I proxy the rest of my write-up to this guy.
 
PhishshukeMike's Song

So this has never been released on a studio album, so this was the closest I get on an officially released live album. The last four minute of this is getting into garden variety "weird Phish" and it may be a turn off to some.

But with this pick, I wanted to really celebrate "Mike's Groove", which is the successive playing of "Mike's Song", "I Am Hydrogen", and "Weekapaug Groove". Often Mike's Song and Weekapaug are played together with a number of different songs, but I strongly prefer Hyrdrogen.

Here is an example.

Hydrogen starts at the 7:41 mark.
Weekapaug starts at the 10:37 mark. Just absolutely incredible bass work from Mike.
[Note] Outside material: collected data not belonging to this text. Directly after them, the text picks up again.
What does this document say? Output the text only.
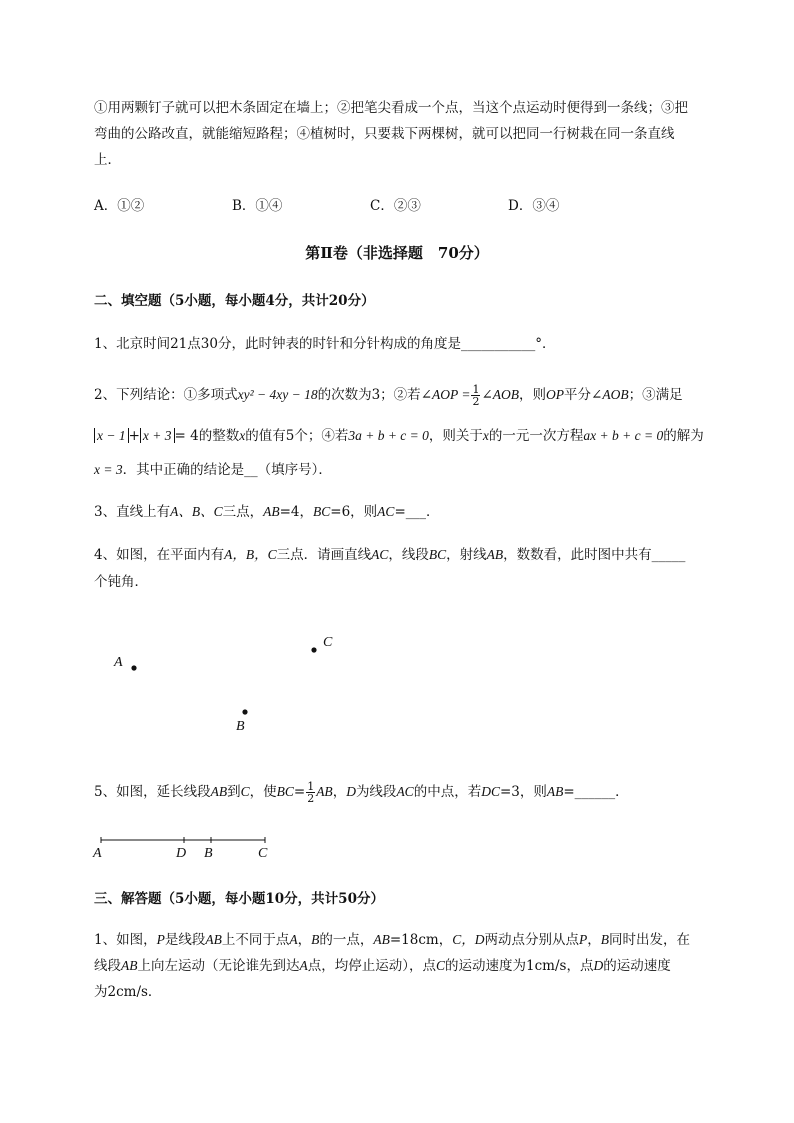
①用两颗钉子就可以把木条固定在墙上；②把笔尖看成一个点，当这个点运动时便得到一条线；③把
弯曲的公路改直，就能缩短路程；④植树时，只要栽下两棵树，就可以把同一行树栽在同一条直线
上．
A．①②	B．①④	C．②③	D．③④
第Ⅱ卷（非选择题　70分）
二、填空题（5小题，每小题4分，共计20分）
1、北京时间21点30分，此时钟表的时针和分针构成的角度是___________°．
2、下列结论：①多项式xy² − 4xy − 18的次数为3；②若∠AOP = $\frac{1}{2}$ ∠AOB，则OP平分∠AOB；③满足
x − 1 + x + 3 = 4的整数x的值有5个；④若3a + b + c = 0，则关于x的一元一次方程ax + b + c = 0的解为
x = 3．其中正确的结论是__（填序号）．
3、直线上有A、B、C三点，AB=4，BC=6，则AC=___．
4、如图，在平面内有A，B，C三点．请画直线AC，线段BC，射线AB，数数看，此时图中共有_____
个钝角．
A
C
B
5、如图，延长线段AB到C，使$BC= \frac{1}{2}$ AB，D为线段AC的中点，若DC=3，则AB=______．
A	D B	C
三、解答题（5小题，每小题10分，共计50分）
1、如图，P是线段AB上不同于点A，B的一点，AB=18cm，C，D两动点分别从点P，B同时出发，在
线段AB上向左运动（无论谁先到达A点，均停止运动），点C的运动速度为1cm/s，点D的运动速度
为2cm/s．
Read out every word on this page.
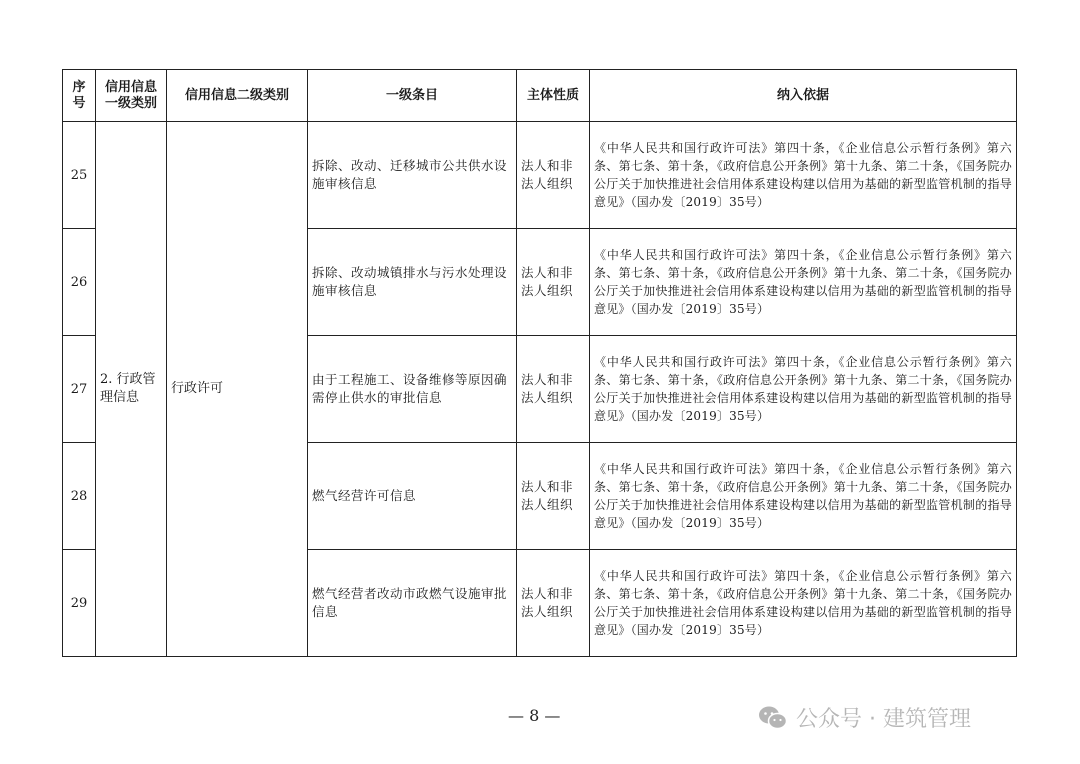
序号	信用信息一级类别	信用信息二级类别	一级条目	主体性质	纳入依据
25	2. 行政管理信息	行政许可	拆除、改动、迁移城市公共供水设施审核信息	法人和非法人组织	《中华人民共和国行政许可法》第四十条，《企业信息公示暂行条例》第六条、第七条、第十条，《政府信息公开条例》第十九条、第二十条，《国务院办公厅关于加快推进社会信用体系建设构建以信用为基础的新型监管机制的指导意见》（国办发〔2019〕35号）
26			拆除、改动城镇排水与污水处理设施审核信息	法人和非法人组织	《中华人民共和国行政许可法》第四十条，《企业信息公示暂行条例》第六条、第七条、第十条，《政府信息公开条例》第十九条、第二十条，《国务院办公厅关于加快推进社会信用体系建设构建以信用为基础的新型监管机制的指导意见》（国办发〔2019〕35号）
27			由于工程施工、设备维修等原因确需停止供水的审批信息	法人和非法人组织	《中华人民共和国行政许可法》第四十条，《企业信息公示暂行条例》第六条、第七条、第十条，《政府信息公开条例》第十九条、第二十条，《国务院办公厅关于加快推进社会信用体系建设构建以信用为基础的新型监管机制的指导意见》（国办发〔2019〕35号）
28			燃气经营许可信息	法人和非法人组织	《中华人民共和国行政许可法》第四十条，《企业信息公示暂行条例》第六条、第七条、第十条，《政府信息公开条例》第十九条、第二十条，《国务院办公厅关于加快推进社会信用体系建设构建以信用为基础的新型监管机制的指导意见》（国办发〔2019〕35号）
29			燃气经营者改动市政燃气设施审批信息	法人和非法人组织	《中华人民共和国行政许可法》第四十条，《企业信息公示暂行条例》第六条、第七条、第十条，《政府信息公开条例》第十九条、第二十条，《国务院办公厅关于加快推进社会信用体系建设构建以信用为基础的新型监管机制的指导意见》（国办发〔2019〕35号）
— 8 —	公众号 · 建筑管理
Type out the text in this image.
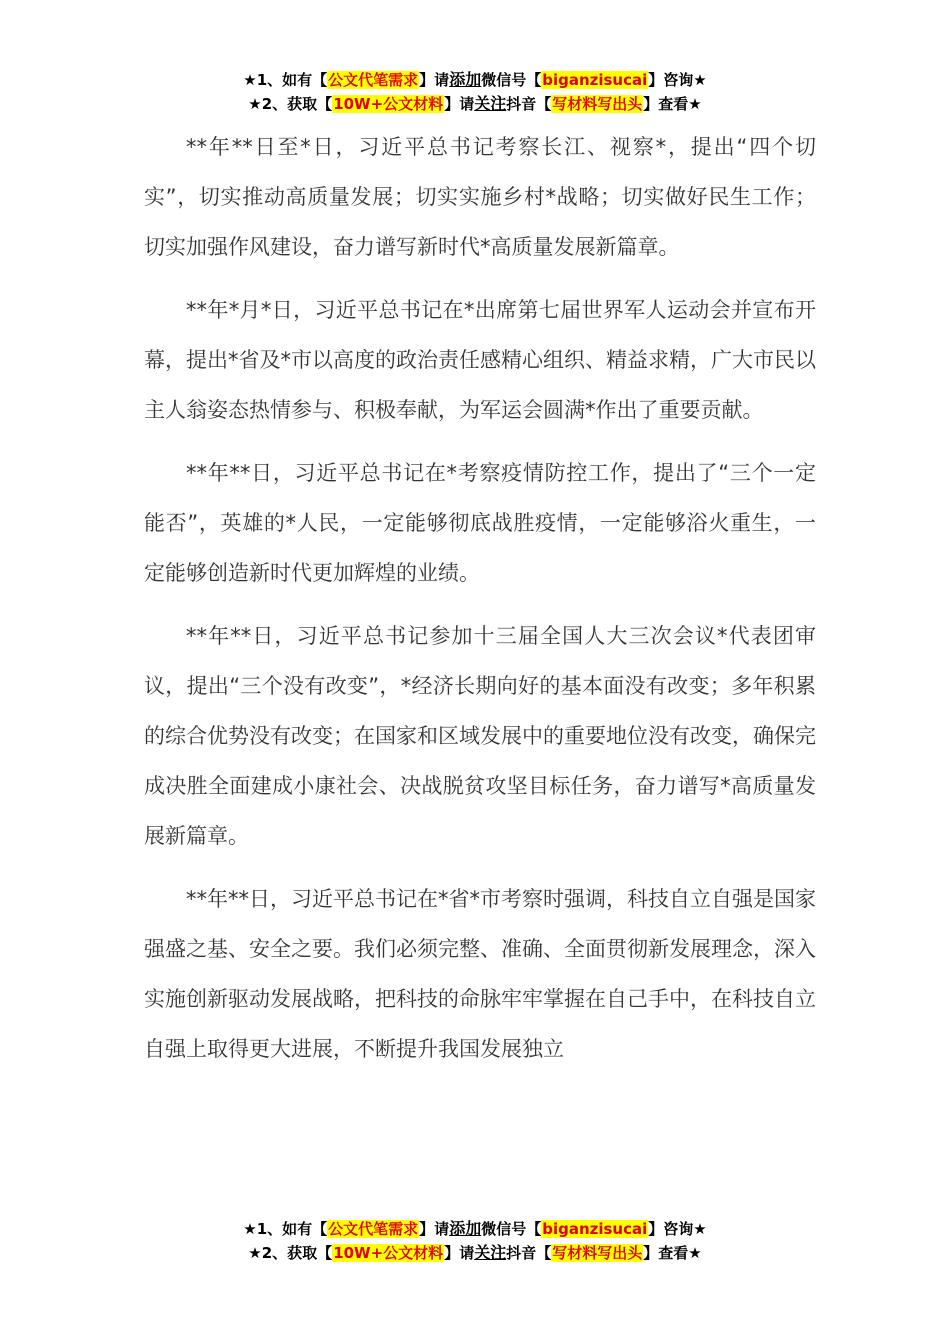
★1、如有【公文代笔需求】请添加微信号【biganzisucai】咨询★
★2、获取【10W+公文材料】请关注抖音【写材料写出头】查看★

**年**日至*日，习近平总书记考察长江、视察*，提出“四个切实”，切实推动高质量发展；切实实施乡村*战略；切实做好民生工作；切实加强作风建设，奋力谱写新时代*高质量发展新篇章。

**年*月*日，习近平总书记在*出席第七届世界军人运动会并宣布开幕，提出*省及*市以高度的政治责任感精心组织、精益求精，广大市民以主人翁姿态热情参与、积极奉献，为军运会圆满*作出了重要贡献。

**年**日，习近平总书记在*考察疫情防控工作，提出了“三个一定能否”，英雄的*人民，一定能够彻底战胜疫情，一定能够浴火重生，一定能够创造新时代更加辉煌的业绩。

**年**日，习近平总书记参加十三届全国人大三次会议*代表团审议，提出“三个没有改变”，*经济长期向好的基本面没有改变；多年积累的综合优势没有改变；在国家和区域发展中的重要地位没有改变，确保完成决胜全面建成小康社会、决战脱贫攻坚目标任务，奋力谱写*高质量发展新篇章。

**年**日，习近平总书记在*省*市考察时强调，科技自立自强是国家强盛之基、安全之要。我们必须完整、准确、全面贯彻新发展理念，深入实施创新驱动发展战略，把科技的命脉牢牢掌握在自己手中，在科技自立自强上取得更大进展，不断提升我国发展独立

★1、如有【公文代笔需求】请添加微信号【biganzisucai】咨询★
★2、获取【10W+公文材料】请关注抖音【写材料写出头】查看★
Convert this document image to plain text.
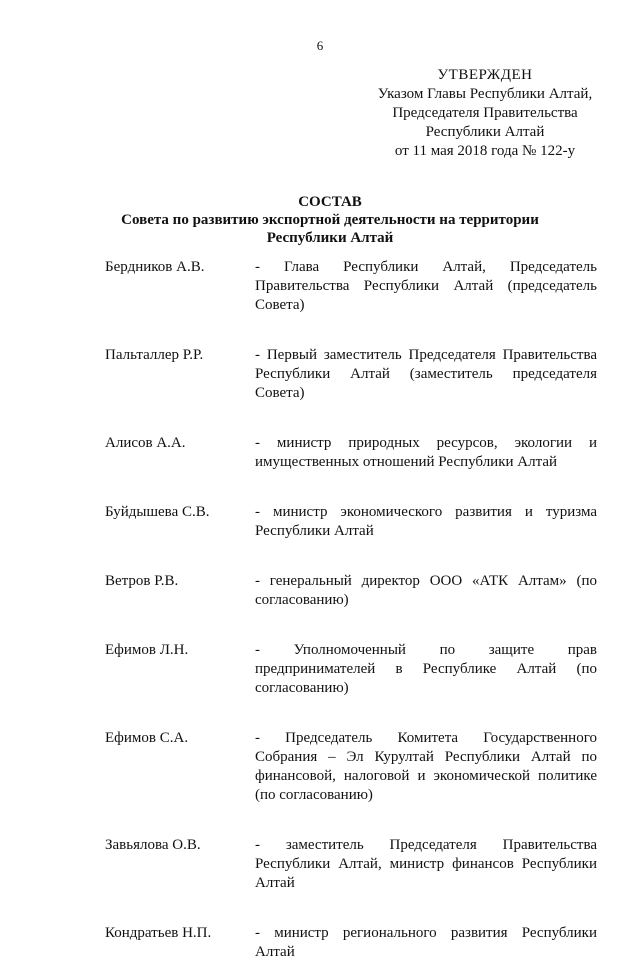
6
УТВЕРЖДЕН
Указом Главы Республики Алтай,
Председателя Правительства
Республики Алтай
от 11 мая 2018 года № 122-у
СОСТАВ
Совета по развитию экспортной деятельности на территории Республики Алтай
Бердников А.В.	- Глава Республики Алтай, Председатель Правительства Республики Алтай (председатель Совета)
Пальталлер Р.Р.	- Первый заместитель Председателя Правительства Республики Алтай (заместитель председателя Совета)
Алисов А.А.	- министр природных ресурсов, экологии и имущественных отношений Республики Алтай
Буйдышева С.В.	- министр экономического развития и туризма Республики Алтай
Ветров Р.В.	- генеральный директор ООО «АТК Алтам» (по согласованию)
Ефимов Л.Н.	- Уполномоченный по защите прав предпринимателей в Республике Алтай (по согласованию)
Ефимов С.А.	- Председатель Комитета Государственного Собрания – Эл Курултай Республики Алтай по финансовой, налоговой и экономической политике (по согласованию)
Завьялова О.В.	- заместитель Председателя Правительства Республики Алтай, министр финансов Республики Алтай
Кондратьев Н.П.	- министр регионального развития Республики Алтай
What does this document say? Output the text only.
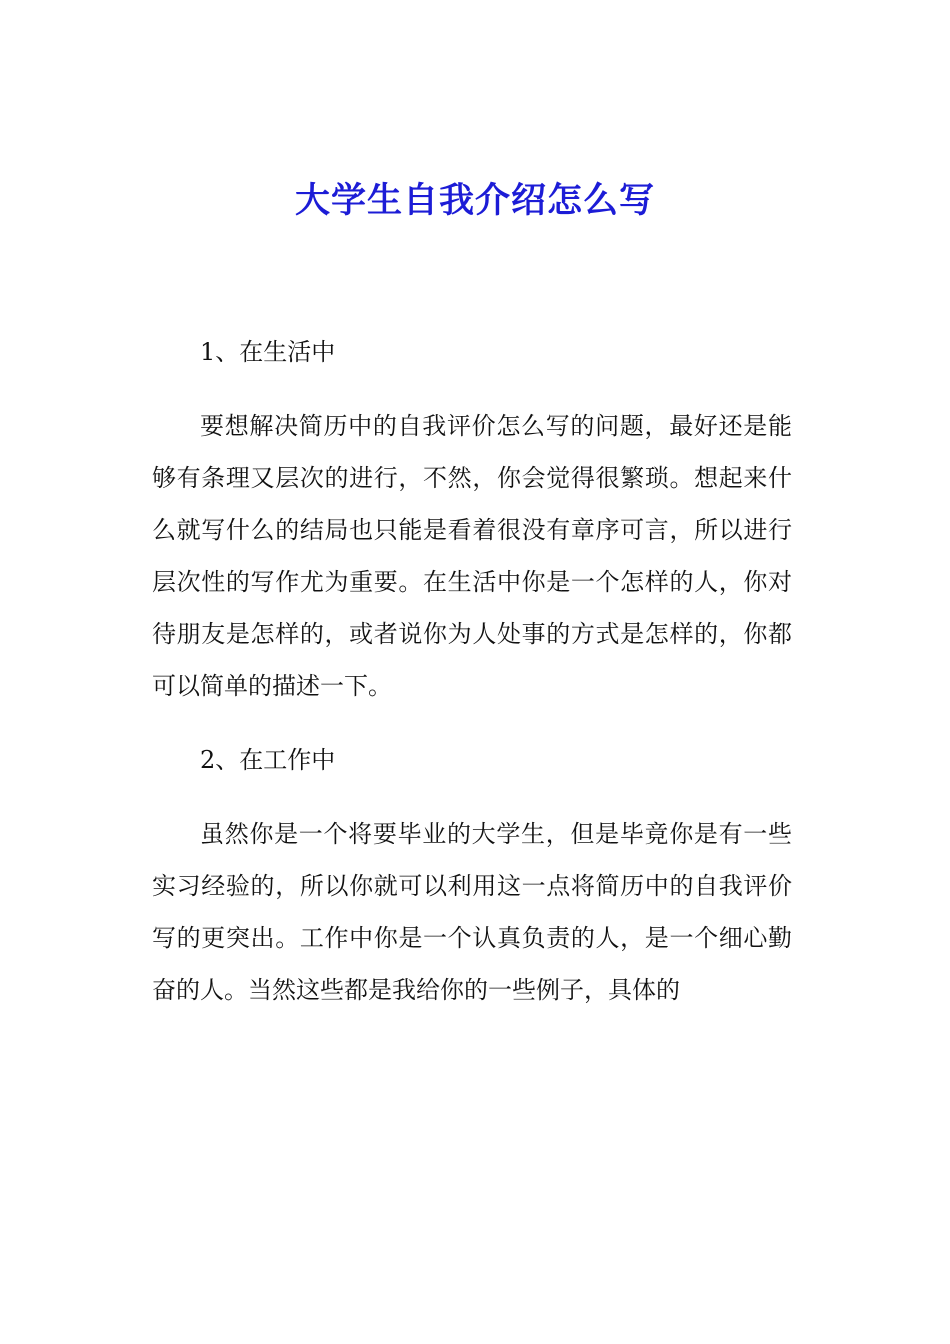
大学生自我介绍怎么写

1、在生活中

要想解决简历中的自我评价怎么写的问题，最好还是能够有条理又层次的进行，不然，你会觉得很繁琐。想起来什么就写什么的结局也只能是看着很没有章序可言，所以进行层次性的写作尤为重要。在生活中你是一个怎样的人，你对待朋友是怎样的，或者说你为人处事的方式是怎样的，你都可以简单的描述一下。

2、在工作中

虽然你是一个将要毕业的大学生，但是毕竟你是有一些实习经验的，所以你就可以利用这一点将简历中的自我评价写的更突出。工作中你是一个认真负责的人，是一个细心勤奋的人。当然这些都是我给你的一些例子，具体的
I think this was the first Phish song that matched my preconceptions of what the band sounded like.
 
21 thoughts...Liked almost everything. Some standouts:

Gravity Rides Everything - MM
Song for Myla - Decemberists
The Rest Will Follow - Trail of Dead
Village Green - Kinks
Untitled - Sigur Ros - adding to my sleep playlist
Restless Heart Syndrome - Green Day - where did this come from??
Pity The Mother - Slade - these selections are showing the versatility of a band that I knew nothing about other than a couple of songs.
Whole Lotta Rosie - AC/DC - really holds up
Almost Forgot Myself - Doves :heart:
Glory Days - Bruce - this reminds of my teenage years and I'm old, so somehow serendipitously I think this song was predicting how I would feel in the future.